I’ve made an excel file that some may find helpful for understanding the concept of “gradient descent in error” using the delta rule.
Consider the following very simple 3-unit model:
Two input units (u1 and u2) connect directly to one output unit (o1), via two weights (w1 and w2). Because there are only 2 weights, it is possible to plot, for any given configuration of weights, any particular set of training patterns, and any activation function, the total squared error at the output. Such a plot provides a graphical representation of the concept of “gradient descent in error.”
To see this, download this Excel file: ThreeUnitDeltaWtPlots. (There are macros in it to implement the sigmoid and threshold functions. Windows may not let you use these macros depending on your security settings). On the first worksheet, you see:
- Four training patterns (A, B, C and D) in the top-left yellow box.
- A range of possible values for Weight 1 and Weight 2 (top middle yellow box).
- An activation function (linear, thresholded, sigmoid) in the top-right yellow box.
- A big table showing, for each pair of weights, the output activation generated for all 4 patterns (A, B, C and D), and the total squared error, for each of the 3 activation functions.
- A plot of the total squared error for each configuration of weights, for a given activation function (indicated by the “l”, “t”, or “s” in cell X1 in the sheet).
You can see that, given some starting configuration of weights, there is typically some way of changing the weights that will reduce the total error. The learning rule makes this weight adjustment–it alters the configuration of weights so as to move “down” the error gradient depicted in the graph.
You can explore how this gradient changes with different training patterns (just change the values in the top-left yellow area), the range of weights plotted (change the values in the fields labelled “Weight 1 range” and “Weight 2 range”), or the activation function used by the output unit (change the letter in cell X1). If, for instance, you change the activation function to “threshold,” the error landscape becomes much more blocky, since any given set of weights generates either a 1 or a 0 activation on the output unit (which means the squared error summed across the 4 patterns can only take on the values 0, 1, 2, 3 or 4)
What about the other worksheets? These show, for each configuration of starting weights, activation function, and training set, how the weights and total error change, using the delta rule, as the network steps successively through patterns A, B, C and D. So, the first matrix labelled A on the “LnWtChange” sheet shows the values for W1 and W2 after the network has been trained once with pattern A, given the learning rate indicated in cell I1, as well as the total error generated by all 4 patterns with this weight configuration.
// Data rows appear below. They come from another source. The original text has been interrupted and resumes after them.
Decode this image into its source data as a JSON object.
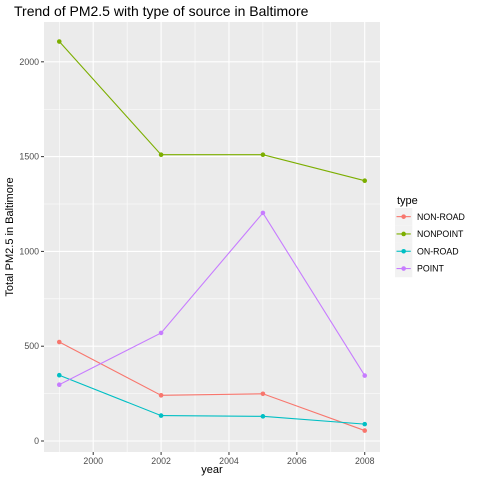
{
  "chart_data": {
    "type": "line",
    "title": "Trend of PM2.5 with type of source in Baltimore",
    "xlabel": "year",
    "ylabel": "Total PM2.5 in Baltimore",
    "x": [
      1999,
      2002,
      2005,
      2008
    ],
    "xlim": [
      1998.55,
      2008.45
    ],
    "ylim": [
      -58,
      2210
    ],
    "xticks": [
      2000,
      2002,
      2004,
      2006,
      2008
    ],
    "yticks": [
      0,
      500,
      1000,
      1500,
      2000
    ],
    "xtick_labels": [
      "2000",
      "2002",
      "2004",
      "2006",
      "2008"
    ],
    "ytick_labels": [
      "0",
      "500",
      "1000",
      "1500",
      "2000"
    ],
    "grid": true,
    "legend": {
      "title": "type",
      "position": "right"
    },
    "series": [
      {
        "name": "NON-ROAD",
        "color": "#F8766D",
        "values": [
          522,
          241,
          249,
          55
        ]
      },
      {
        "name": "NONPOINT",
        "color": "#7CAE00",
        "values": [
          2107,
          1510,
          1510,
          1373
        ]
      },
      {
        "name": "ON-ROAD",
        "color": "#00BFC4",
        "values": [
          347,
          134,
          130,
          89
        ]
      },
      {
        "name": "POINT",
        "color": "#C77CFF",
        "values": [
          297,
          570,
          1203,
          345
        ]
      }
    ]
  }
}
The next matrix, labelled B, shows the next set of weights and total error generated by the delta rule when pattern B is subsequently presented; then comes C, D, A, B, and so on. The same changes are also shown for Threshold and Sigmoidal activation functions in the sheets with corresponding labels.
Finally, the sheets with “ErrPlots” extensions show the total error across all patterns after each pattern presentation. Ideally, this should go consistently down, but you will see that it varies depending on the learning rate and the particular training corpus. (All of these values will automatically change if you change any of the yellow boxes in the first worksheet). You can play around with changes to the various patterns or to the learning rate, and see how these affects the reduction of error in the different activation functions.
It is also interesting to look at how the weights change from pattern presentation to pattern presentation. You can do this easily by generating a scatter plot of the all the pairs of weights at different points during training. For instance, here is the set of starting weights (generated by scatter-plotting A10:B59 on the LinWtChange sheet).
It just shows that the different starting weights are evenly spread around the space. In contrast, here are the final set of weights generated by the delta rule after training with the default corpus using a linear activation function (generated by plotting DY10:DZ59 on the same worksheet).
The final configuration of weights always lands somewhere on a straight line in the weight space! So, you can think of learning as moving the weights from whereever they begin to a point on a straight line in weight space. The exact slope and intercept of this line depends on the training set.